Whether it’s a break and enter, physical injury, or losing a loved one to violent crime, being a victim or a survivor of crime can be a traumatic event in one’s life. Victims and survivors need support systems to lean on, whether it’s to help them heal, find safety, or guidance and support through a difficult judicial process. With those reasons in mind, hundreds of programs across the country that offer support, research and education.
The Victim Services program in Saskatoon opened its doors in May of 1993. Their role is two-fold and may be described as facilitators and liaisons and help victims maneuver through the Criminal Justice System. Since 1993, client load has increased by over 100 clients per month.
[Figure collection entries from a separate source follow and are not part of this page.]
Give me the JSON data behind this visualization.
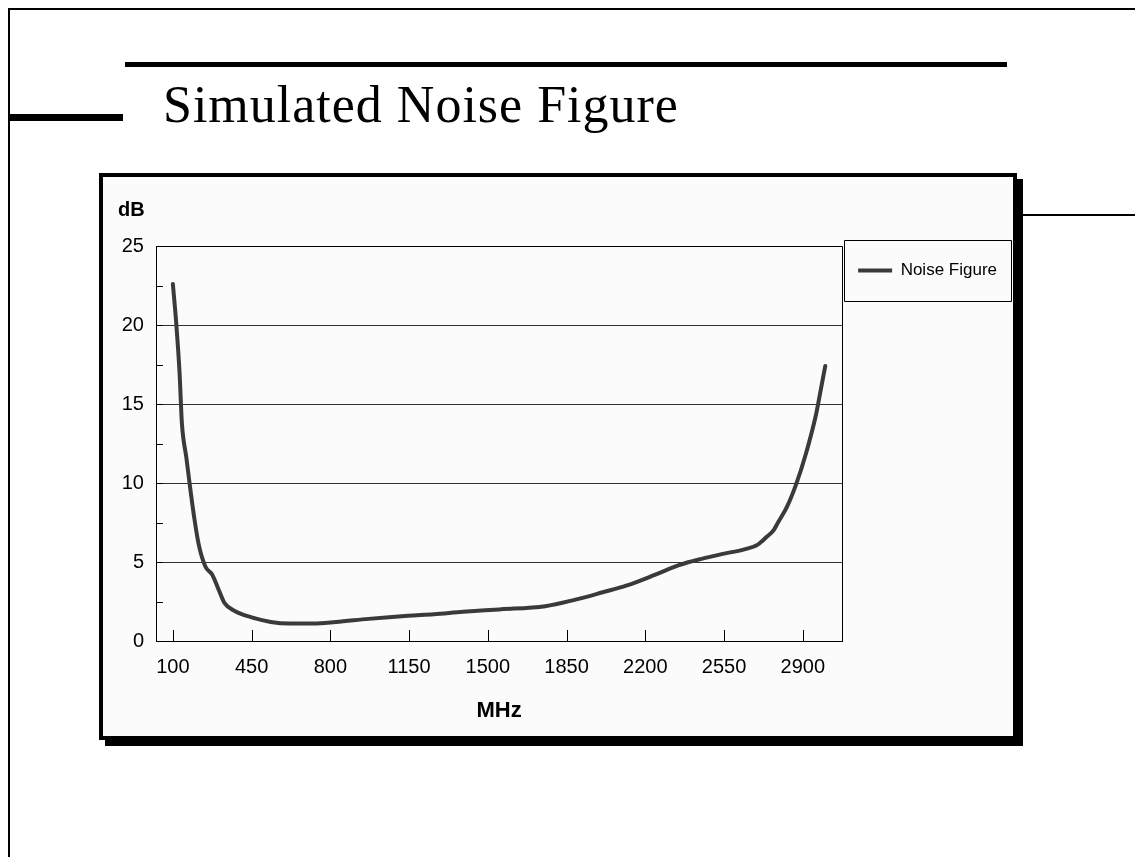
{
  "chart_data": {
    "type": "line",
    "title": "Simulated Noise Figure",
    "xlabel": "MHz",
    "ylabel": "dB",
    "x": [
      100,
      115,
      130,
      140,
      160,
      175,
      195,
      215,
      245,
      275,
      305,
      330,
      375,
      450,
      535,
      620,
      725,
      825,
      970,
      1145,
      1260,
      1390,
      1550,
      1755,
      1885,
      2015,
      2115,
      2245,
      2350,
      2450,
      2540,
      2640,
      2700,
      2740,
      2770,
      2790,
      2830,
      2870,
      2915,
      2960,
      2980,
      3000
    ],
    "series": [
      {
        "name": "Noise Figure",
        "color": "#3a3a3a",
        "values": [
          22.6,
          20.1,
          16.9,
          13.8,
          11.6,
          9.9,
          7.8,
          6.1,
          4.7,
          4.2,
          3.2,
          2.4,
          1.9,
          1.5,
          1.2,
          1.1,
          1.1,
          1.2,
          1.4,
          1.6,
          1.7,
          1.85,
          2.0,
          2.2,
          2.6,
          3.1,
          3.5,
          4.2,
          4.8,
          5.2,
          5.5,
          5.8,
          6.1,
          6.6,
          7.0,
          7.5,
          8.5,
          9.9,
          11.9,
          14.4,
          15.9,
          17.4
        ]
      }
    ],
    "xlim": [
      25,
      3075
    ],
    "xticks": [
      100,
      450,
      800,
      1150,
      1500,
      1850,
      2200,
      2550,
      2900
    ],
    "ylim": [
      0,
      25
    ],
    "yticks": [
      0,
      {
        "value": 2.5,
        "label": null
      },
      5,
      {
        "value": 7.5,
        "label": null
      },
      10,
      {
        "value": 12.5,
        "label": null
      },
      15,
      {
        "value": 17.5,
        "label": null
      },
      20,
      {
        "value": 22.5,
        "label": null
      },
      25
    ],
    "grid": "y",
    "legend": "right",
    "marker": "none",
    "line_style": "solid"
  }
}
Contact is initiated with 400-500 victims monthly.
Victim Services provides victims and survivors of crime with information and support to make the best choices for themselves. Support workers provide victims with resources in the community such as counseling agencies, support groups, shelters and information about financial resources available.
In 1997, Victim Services began delivering services to victims in the rural areas surrounding Saskatoon. The RCMP proposed a partnership with Victim Services so that members of Saskatoon and Warman Detachments could utilize the services offered to the residents of Saskatoon. This partnership increased our population base by approximately 20,000 people.
The addition of the Aboriginal Resource Officers added an expertise on Indigenous issues. Many of the clients served are of Indigenous ancestry and in order to ensure a culturally appropriate and sensitive service for Indigenous victims, it is necessary to have such a resource available.
As we recognize this week as Victims and Survivors of Crime Week, we want to take a moment to acknowledge and give thanks to the staff and volunteers of our Victim Services that do so much work during and after investigations to help those that need it.